Ein Besuch in der Buchhandlung, wenn man könnte wie man wollte, würde man gleich mehrere Tausend Euro ausgeben. Man liest hier ein wenig, dort ein wenig, genießt die freie Zeit. Plötzlich steht sie da, ein gegenseitiges Lächeln, man stöbert weiter, behält sie im Blick, das Leben ist schön, wunderschön. Und während man die Augstein-Biographie in Händen hält, kommt sie näher, innerlich leicht nervös, schlägt man das Buch auf, welches man in Händen hält. Was war es noch gleich? Egal. Im Augenwinkel wird wahrgenommen, dass sie immer näher kommt, sie steht neben dir, und es folgt ein — na, neckisch wie es nur die Frauen können. Und während man an die Sprüche denkt, die Mann sich immer kreativ ausdenkt, dreht man sich zu ihr hin, lächelnd, um festzustellen, dass sie das Handy am Ohr hat, und (wohl) mit ihrem Freund telefoniert.
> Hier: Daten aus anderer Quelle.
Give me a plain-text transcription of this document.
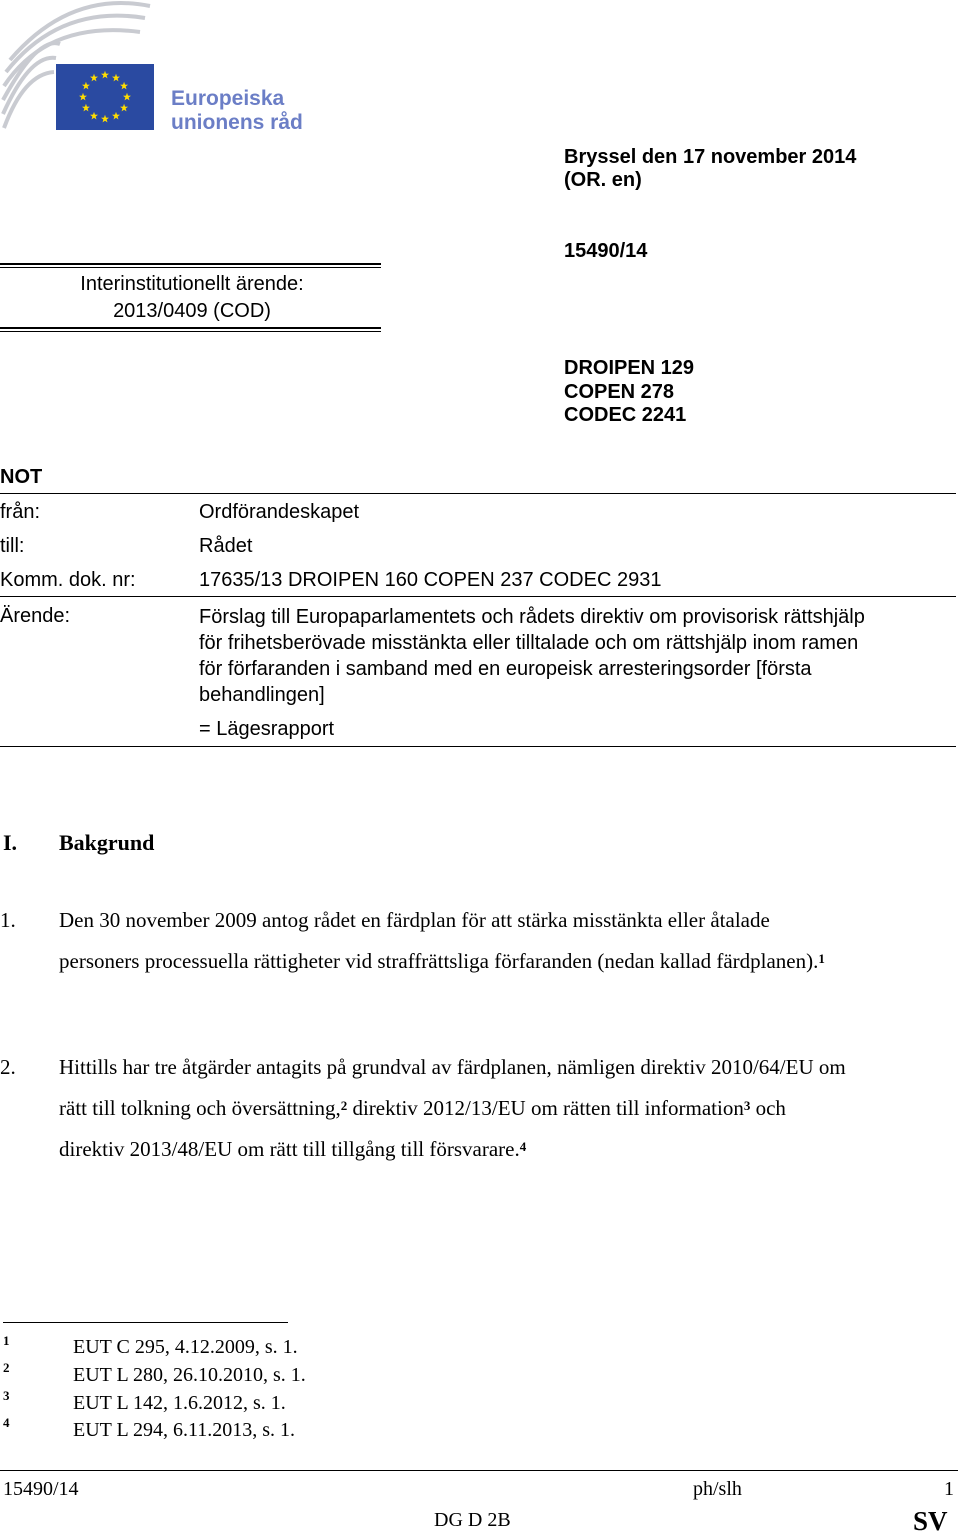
Europeiska
unionens råd
Bryssel den 17 november 2014
(OR. en)
15490/14
Interinstitutionellt ärende:
2013/0409 (COD)
DROIPEN 129
COPEN 278
CODEC 2241
NOT
från:	Ordförandeskapet
till:	Rådet
Komm. dok. nr:	17635/13 DROIPEN 160 COPEN 237 CODEC 2931
Ärende:	Förslag till Europaparlamentets och rådets direktiv om provisorisk rättshjälp
för frihetsberövade misstänkta eller tilltalade och om rättshjälp inom ramen
för förfaranden i samband med en europeisk arresteringsorder [första
behandlingen]
= Lägesrapport
I. Bakgrund
1. Den 30 november 2009 antog rådet en färdplan för att stärka misstänkta eller åtalade
personers processuella rättigheter vid straffrättsliga förfaranden (nedan kallad färdplanen).$^1$
2. Hittills har tre åtgärder antagits på grundval av färdplanen, nämligen direktiv 2010/64/EU om
rätt till tolkning och översättning,$^2$ direktiv 2012/13/EU om rätten till information$^3$ och
direktiv 2013/48/EU om rätt till tillgång till försvarare.$^4$
1	EUT C 295, 4.12.2009, s. 1.
2	EUT L 280, 26.10.2010, s. 1.
3	EUT L 142, 1.6.2012, s. 1.
4	EUT L 294, 6.11.2013, s. 1.
15490/14	ph/slh	1
DG D 2B	SV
Peinlich. 😳

7 Antworten zu “Knallrot”

  1. BlackVivi sagt:

    ARG! Wie du mir aus der Seele sprichst >____<

    Das ist mir schon so oft passiert ;_; Das ist sooo schlimm *seufz… Da kommen echt alle Emotionen in einem hoch!

  2. Oliver sagt:

    Einfaches Rezept: heiraten. Dann erspart man sich derlei Dinge *g* 😉

  3. Chris sagt:

    Wie, ich soll BlackVivi heiraten? 😀

  4. Oliver sagt:

    Ja okay, das Alter — von der Seite hatte ich das gar nicht betrachtet … prima Einwurf 😀 Make it so … *g*

  5. Benni sagt:

    Bei mir könnts eher passieren, dass ich erstmal danach gucke, ob sie net ein Handy oder ne Freisprecheinrichtung am Ohr hängen hat, bevor ich auf die Idee komme von ner fremden Schönheit mich angesprochen zu fühlen *g*. Vor so nem Riesen wie mir hauen die eher ab *g*.

  6. JumpingJakk sagt:

    @Oliver — Heiraten ist aber auch nicht der Weisheit letzter Schluss — weiß ich aus Erfahrung … bin glücklich geschieden 😉

  7. Grainger sagt:

    Die Leute, die mit Freisprecheinrichtungen am Ohr laut telefonierend durch die Gegend laufen sind mir irgendwie suspekt — mein erster Eindruck ist immer, das ich es mit Selbstgesprächen führenden Irren zu tun habe. ;D

    Hat meine Meinung über die geistige Gesundheit meiner Mitbürger nachhaltig negativ beeinflußt.